Studies indicate that for the first 2-3 years of life, young children are likely dreamless. They don’t possess the language or abstract thought needed to process through dreams. Once dreams accompany REM sleep, around 3-4 years old, prompting your child to recall and tell you their dreams may give you important access to their inner thoughts and feelings!

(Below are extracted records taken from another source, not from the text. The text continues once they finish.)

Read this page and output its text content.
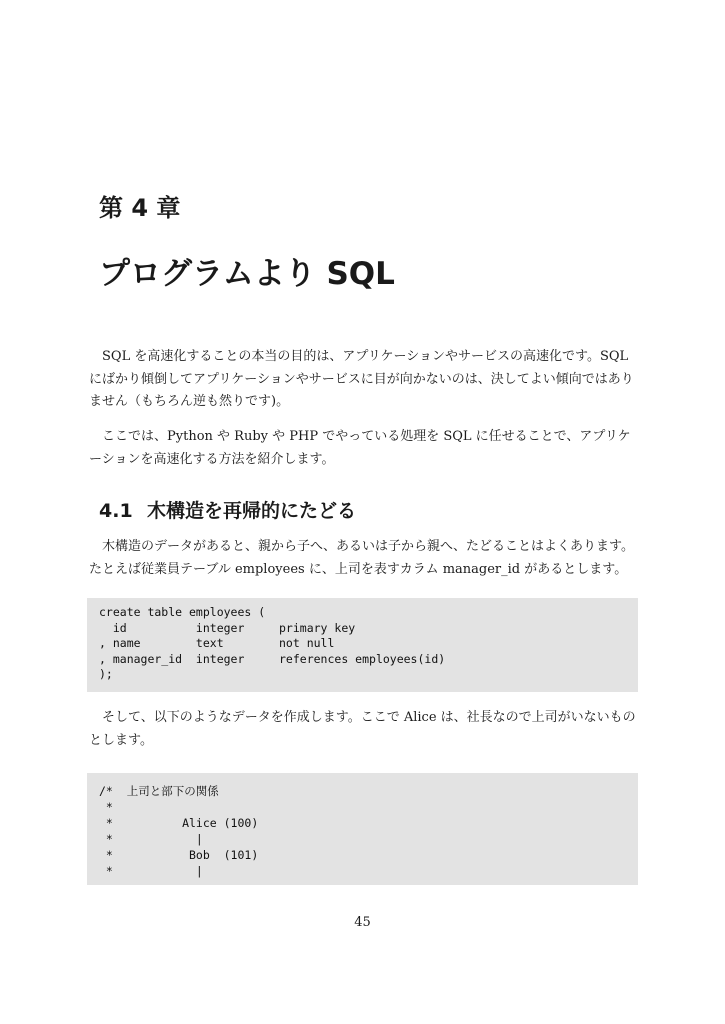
第 4 章
プログラムより SQL

SQL を高速化することの本当の目的は、アプリケーションやサービスの高速化です。SQL にばかり傾倒してアプリケーションやサービスに目が向かないのは、決してよい傾向ではありません（もちろん逆も然りです)。

ここでは、Python や Ruby や PHP でやっている処理を SQL に任せることで、アプリケーションを高速化する方法を紹介します。

4.1 木構造を再帰的にたどる

木構造のデータがあると、親から子へ、あるいは子から親へ、たどることはよくあります。たとえば従業員テーブル employees に、上司を表すカラム manager_id があるとします。

create table employees (
id          integer     primary key
, name        text        not null
, manager_id  integer     references employees(id)
);

そして、以下のようなデータを作成します。ここで Alice は、社長なので上司がいないものとします。

/*  上司と部下の関係
*
*          Alice (100)
*            |
*           Bob  (101)
*            |

45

One study yielded some interesting insights into the dreaming abilities of young children:
Younger preschoolers reported significantly shorter dreams. Three-year-olds, contrary to previous research, were able to report dreams. Over 80% of the preschoolers’ dreams included specific actions, and over a third of the dreams included three or more actions. More than 36% of the dreamers encountered and struggled with a “monster” protagonist. Family members, human strangers, TV/movie characters, and friends were prevalent in the dreams of young children.*
Here are some ideas for encouraging dream recall and investigating the dreams of your child:
-Keep a family dream journal: draw or describe your dreams! Re-read your entries and share your funny, or even frightening/thrilling nighttime adventures.
-Talk about your dreams: over breakfast or right after waking up – does your child remember their dreams? Ask open-ended questions about what happened.
-Keep in mind that as your child receives positive reinforcement for sharing their dreams that they may begin to make up or embellish their re-telling: this is ok! They are still tapping into their imagination and perhaps expressing things in their subconscious.